Sinead may have changed her name to Shuhada Sadaqat as part of her religious conversion but as a performer she is still using the name Sinead O'Connor. That is what was spelt out across the facade of the iconic Shepherd's Bush Empire for Sinead's one and only London date before she takes her tour on into Europe and then America in 2020. Playing without a support act, and to a very enthusiastic, adoring and captivated crowd, Sinead couldn't have put on a better show. In a full-length dress and hijab, a barefooted Sinead looked relaxed and content throughout.
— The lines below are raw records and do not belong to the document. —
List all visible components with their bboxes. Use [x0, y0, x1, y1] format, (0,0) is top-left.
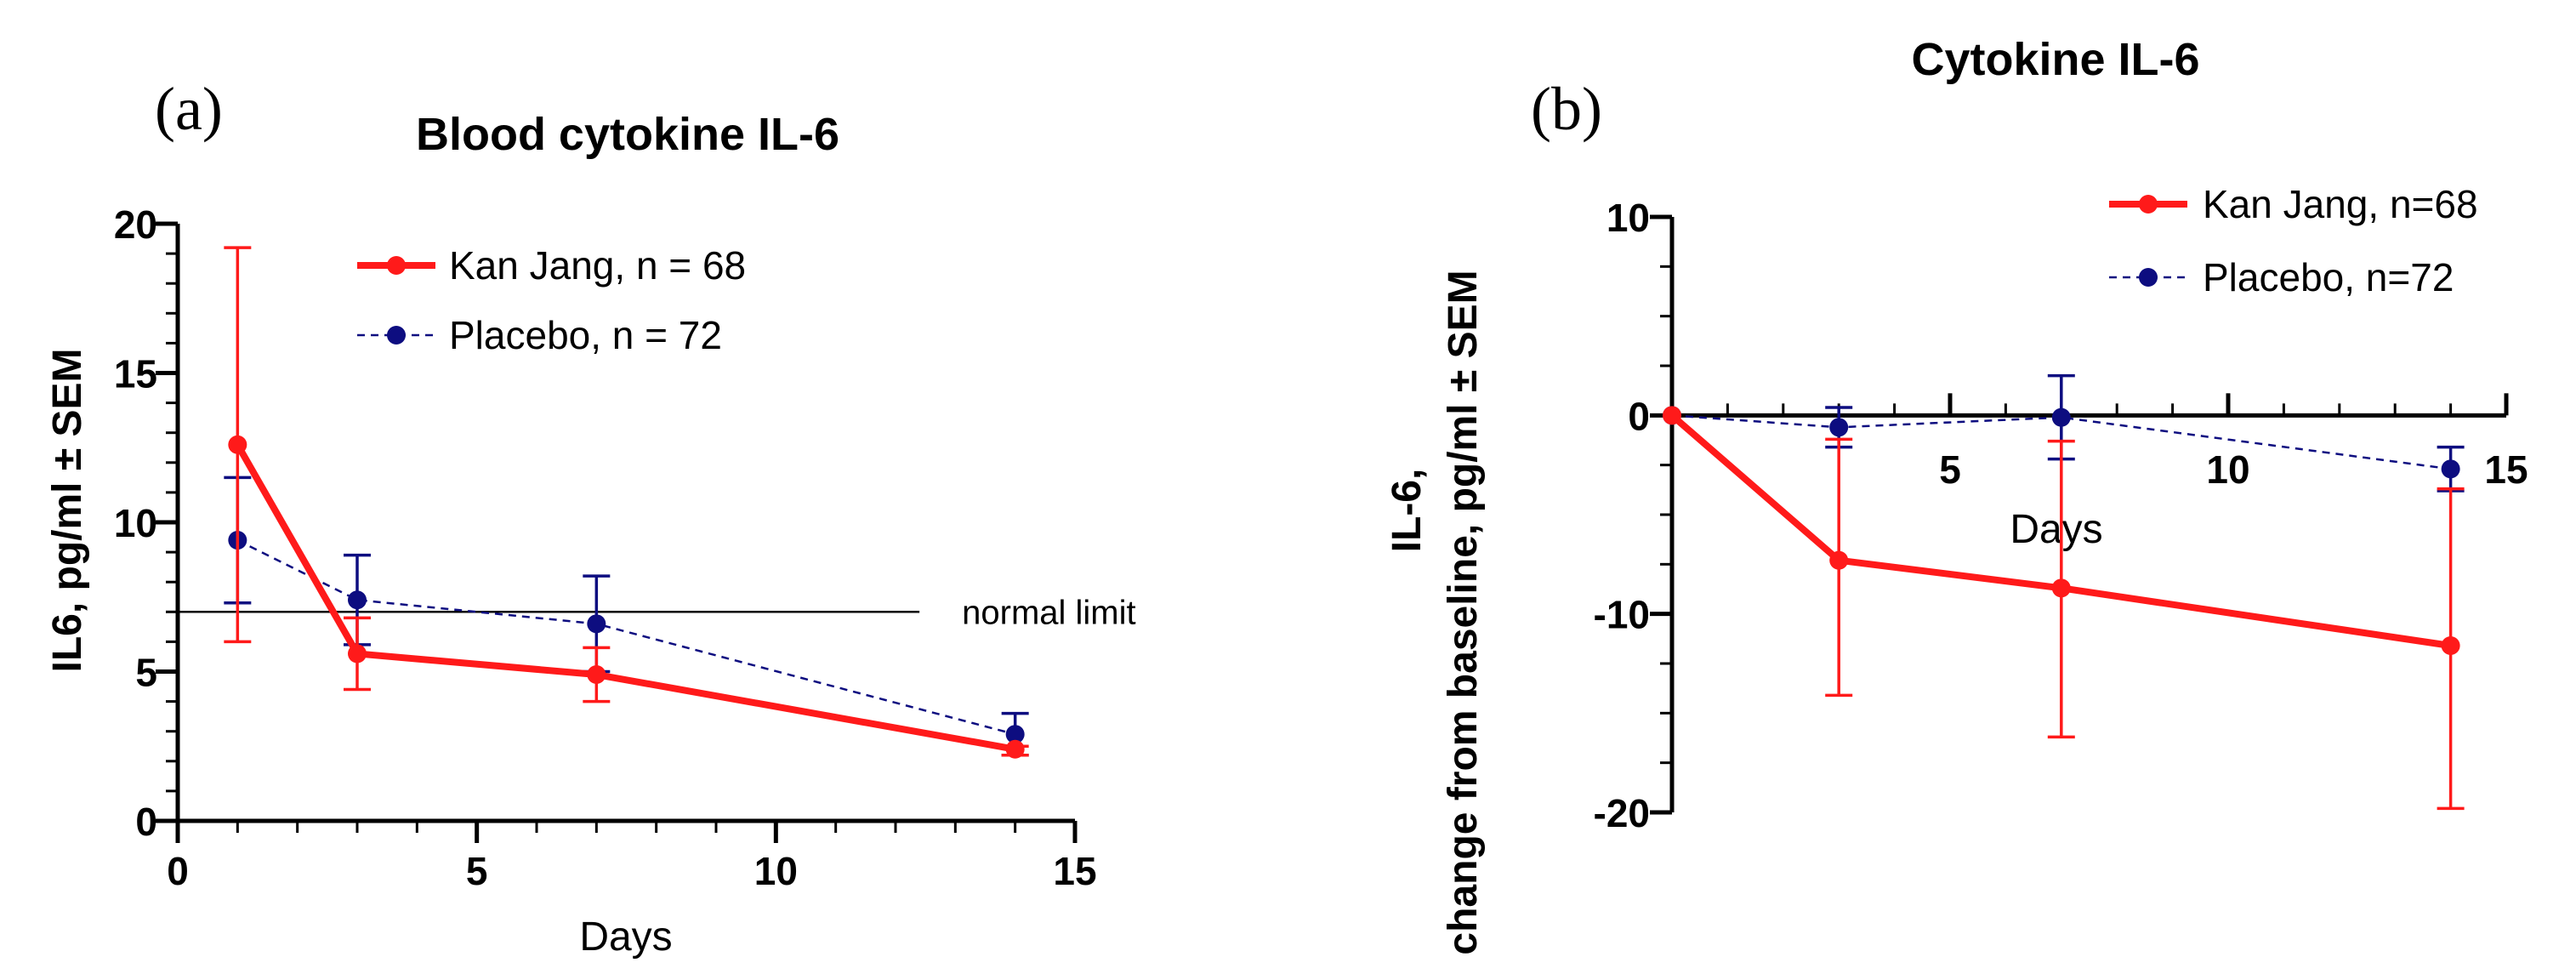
data-point-placebo [348, 590, 367, 610]
chart-b-marks [1663, 373, 2465, 811]
data-point-kan-jang [1829, 550, 1849, 570]
legend-label: Kan Jang, n=68 [2203, 182, 2478, 226]
x-tick-label: 5 [466, 849, 488, 893]
y-tick-label: 20 [114, 202, 157, 247]
y-tick-label: -20 [1594, 791, 1650, 835]
x-tick-label: 0 [167, 849, 189, 893]
legend-label: Kan Jang, n = 68 [449, 243, 746, 288]
chart-a-marks [224, 246, 1029, 759]
legend-label: Placebo, n=72 [2203, 255, 2454, 299]
chart-a-title: Blood cytokine IL-6 [416, 109, 839, 160]
data-point-kan-jang [1005, 739, 1025, 759]
chart-b-ylabel-line2: change from baseline, pg/ml ± SEM [1441, 270, 1486, 954]
series-line-placebo [236, 538, 1015, 736]
x-tick-label: 10 [2206, 447, 2249, 492]
y-tick-label: 0 [135, 800, 157, 844]
data-point-placebo [1005, 725, 1025, 744]
legend-marker [2139, 195, 2158, 214]
y-tick-label: -10 [1594, 593, 1650, 637]
x-tick-label: 15 [2484, 447, 2528, 492]
legend-marker [2139, 268, 2158, 287]
chart-a-xlabel: Days [579, 914, 672, 960]
data-point-placebo [587, 614, 606, 634]
data-point-kan-jang [348, 644, 367, 664]
chart-a-ylabel: IL6, pg/ml ± SEM [45, 348, 90, 672]
x-tick-label: 5 [1939, 447, 1961, 492]
data-point-kan-jang [228, 435, 247, 454]
chart-a: (a) Blood cytokine IL-6 IL6, pg/ml ± SEM… [45, 75, 1136, 960]
chart-a-axes: 0 5 10 15 20 0 5 10 15 normal limit [114, 202, 1136, 893]
normal-limit-label: normal limit [962, 594, 1135, 631]
data-point-kan-jang [1663, 406, 1681, 425]
legend-marker [387, 256, 406, 275]
y-tick-label: 15 [114, 352, 157, 396]
chart-b: (b) Cytokine IL-6 IL-6, change from base… [1385, 34, 2528, 955]
chart-b-title: Cytokine IL-6 [1911, 34, 2199, 85]
chart-b-ylabel-line1: IL-6, [1385, 469, 1430, 553]
panel-b-label: (b) [1531, 75, 1602, 143]
x-tick-label: 15 [1053, 849, 1096, 893]
x-tick-label: 10 [754, 849, 798, 893]
y-tick-label: 10 [114, 501, 157, 545]
chart-a-legend: Kan Jang, n = 68 Placebo, n = 72 [357, 243, 746, 357]
data-point-placebo [2441, 459, 2460, 479]
y-tick-label: 10 [1606, 196, 1650, 240]
data-point-kan-jang [587, 665, 606, 685]
chart-b-xlabel: Days [2010, 507, 2102, 552]
y-tick-label: 0 [1628, 394, 1650, 438]
data-point-kan-jang [2441, 636, 2460, 655]
panel-a-label: (a) [155, 75, 223, 143]
data-point-placebo [1829, 418, 1849, 437]
legend-label: Placebo, n = 72 [449, 313, 722, 357]
data-point-placebo [2051, 407, 2071, 427]
series-line-placebo [1671, 414, 2451, 470]
chart-b-legend: Kan Jang, n=68 Placebo, n=72 [2109, 182, 2478, 299]
legend-marker [387, 326, 406, 345]
y-tick-label: 5 [135, 651, 157, 695]
series-line-kan-jang [234, 442, 1016, 753]
series-line-kan-jang [1669, 413, 2452, 649]
data-point-kan-jang [2051, 578, 2071, 598]
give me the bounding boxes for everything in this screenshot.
There was no religious or political comment at all during the entire evening; the closest Sinead came was to say, "I think you'll like this one" ahead of performing 'Black Boys On Mopeds'. The opening 'Margaret Thatcher on TV' lyric still clearly resonating with her audience.
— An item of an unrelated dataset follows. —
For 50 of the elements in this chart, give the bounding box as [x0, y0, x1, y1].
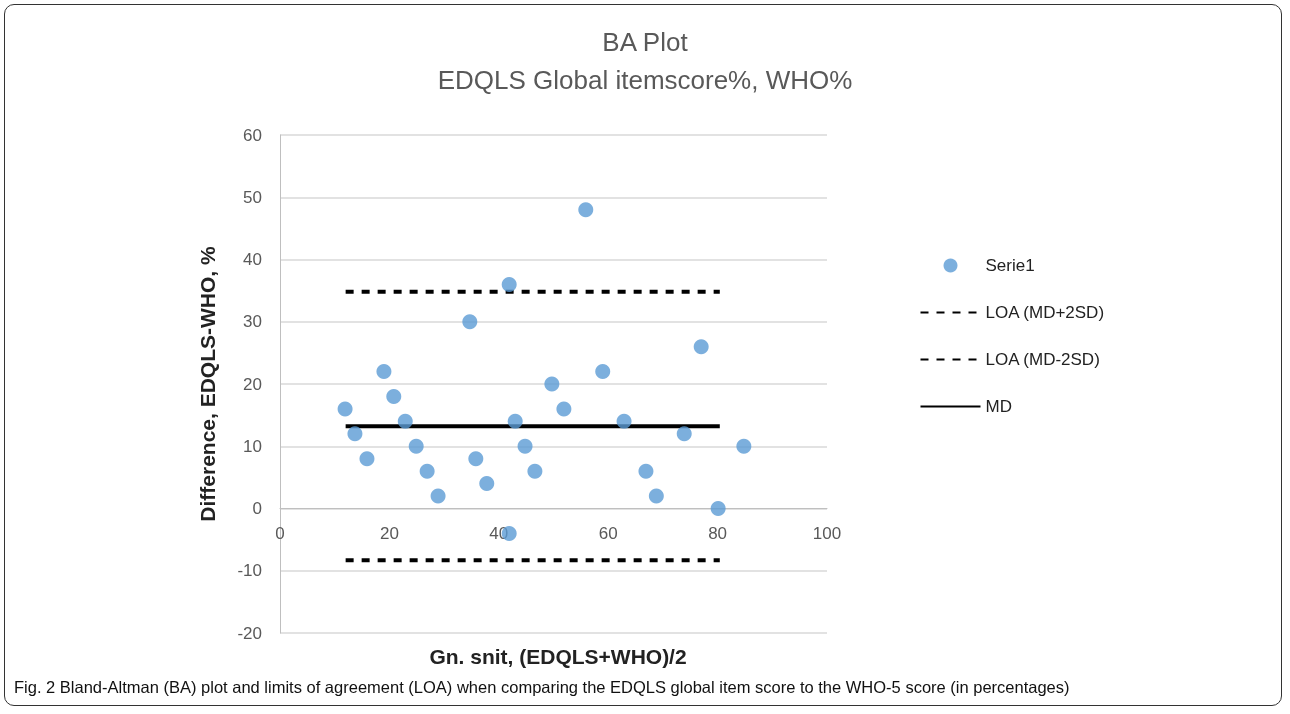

O'Connor opened up with her well-worked cover of John Grant's 'Queen Of Denmark'. From the first note she sang you almost knew that it was going to be a stand-out performance. Sinead was calm, centred and serene as she sang through a set that showcased a 'best of' in what was to be quite a special night. There was power and passion aplenty as Sinead, and her very accomplished band, delivered up rousing takes on '4th And Vine', 'Harbour' and 'Take Me To Church' but it was during the quieter songs that Sinead really shone and connected with her audience.
Sinead's a cappella rendition of 'I am Stretched On Your Grave' was nothing short of spectacular. Her solo vocal delivery was magnificent, cutting through the Shepherd's Bush Empire in a performance that momentarily had you believe you were in a cathedral. After a few initial whoops and wows at the start of the song you could have heard a pin drop as the audience watched on open-mouthed, mesmerised by a quite outstanding performance. 'Reason With Me' went down similarly well, with the "I sold your granny's rosary for 50p" even getting a few wry laughs from the crowd. Sinead, singing for the large part of the evening with her eyes closed was in her element and in the zone. Her focus was intense when it needed to be and her delivery was pitch-perfect.
With an uplifting arrangement, Sinead sang out a very tender 'Thank You For Loving Me' before 'The Last Day Of Our Acquaintance' seamlessly segued into 'The Emperor's New Clothes'. Sinead O'Connor couldn't finish her set without returning to the song that catapulted her to stardom. With one of the best interpretations of all time, Sinead could not deny her adoring audience the pleasure of hearing 'Nothing Compares 2 U' one more time. She didn't disappoint, it sounded just as potent and impassioned as it had when it was first released. The extended keys, the incisive percussion and continual build and break of the vocal were jaw-dropping.
O'Connor capped of the main set with 'Hold Back The Night' before returning to rapturous applause to perform 'Three Babies' and finally 'Milestones'. The gentle strum of the guitar on 'Three Babies' accompanied another astonishing vocal performance from Sinead O'Connor sealing a performance that will live long in the memory. In terms of stand-out vocal performances I cannot think of anyone who would have touched her. On a cold windy night in London, Sinead brought a little warmth and tenderness and re-affirmed what a star performer she is.